Determine if the following functions grow faster, slower, or at the same rate as the function 2e^(2x) as x → ∞.
a. 3.2^(2x)
b. e^(x/6)
c. 1/8 e^(2x)
well, since 3.2 > e, (a) grows faster
e^(x/6) = (e^(1/12))^(2x)
since e^(1/12) < e, (b) grows slower
since 1/8 < 1, (c) grows slower
However, since the ratio is a constant 1/8, you could say that the growth is the same.
To determine if a function grows faster, slower, or at the same rate as another function as x approaches infinity, we can compare the growth rates of their exponents.
In this case, our reference function is 2e^(2x). Let's compare:
a. For the function 3.2^(2x), we can rewrite the base 3.2 as e^(ln(3.2)). Therefore, 3.2^(2x) = (e^(ln(3.2)))^(2x) = e^(2x * ln(3.2)).
Comparing the exponents, we have e^(2x * ln(3.2)) compared to e^(2x). Since ln(3.2) is a positive constant, the exponent of the function 3.2^(2x) grows faster than the exponent of 2e^(2x).
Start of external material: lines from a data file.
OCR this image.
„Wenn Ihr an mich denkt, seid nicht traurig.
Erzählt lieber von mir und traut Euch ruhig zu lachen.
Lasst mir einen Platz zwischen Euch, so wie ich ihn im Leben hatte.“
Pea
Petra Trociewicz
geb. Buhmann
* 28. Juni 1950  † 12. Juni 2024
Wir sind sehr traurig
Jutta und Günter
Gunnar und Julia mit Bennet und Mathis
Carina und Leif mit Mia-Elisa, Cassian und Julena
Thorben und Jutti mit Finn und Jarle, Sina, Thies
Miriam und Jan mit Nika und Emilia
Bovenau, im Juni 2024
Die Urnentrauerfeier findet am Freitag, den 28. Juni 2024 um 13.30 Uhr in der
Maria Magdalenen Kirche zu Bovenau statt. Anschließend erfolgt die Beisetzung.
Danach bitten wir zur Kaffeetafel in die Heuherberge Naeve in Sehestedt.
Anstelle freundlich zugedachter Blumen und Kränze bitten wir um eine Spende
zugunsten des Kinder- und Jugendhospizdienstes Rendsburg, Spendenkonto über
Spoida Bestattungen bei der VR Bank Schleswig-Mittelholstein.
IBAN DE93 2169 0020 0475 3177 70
Therefore, the function 3.2^(2x) grows faster than 2e^(2x) as x approaches infinity.
b. For the function e^(x/6), the exponent is growing at a slower rate than 2e^(2x) since the denominator is now smaller than 2. Therefore, the function e^(x/6) grows slower than 2e^(2x) as x approaches infinity.
c. For the function 1/8 * e^(2x), the exponent remains the same as 2e^(2x). However, the constant multiplier of 1/8 reduces the growth rate of the function. Therefore, 1/8 * e^(2x) grows slower than 2e^(2x) as x approaches infinity.
In summary:
a. 3.2^(2x) grows faster than 2e^(2x) as x approaches infinity.
b. e^(x/6) grows slower than 2e^(2x) as x approaches infinity.
c. 1/8 e^(2x) grows slower than 2e^(2x) as x approaches infinity.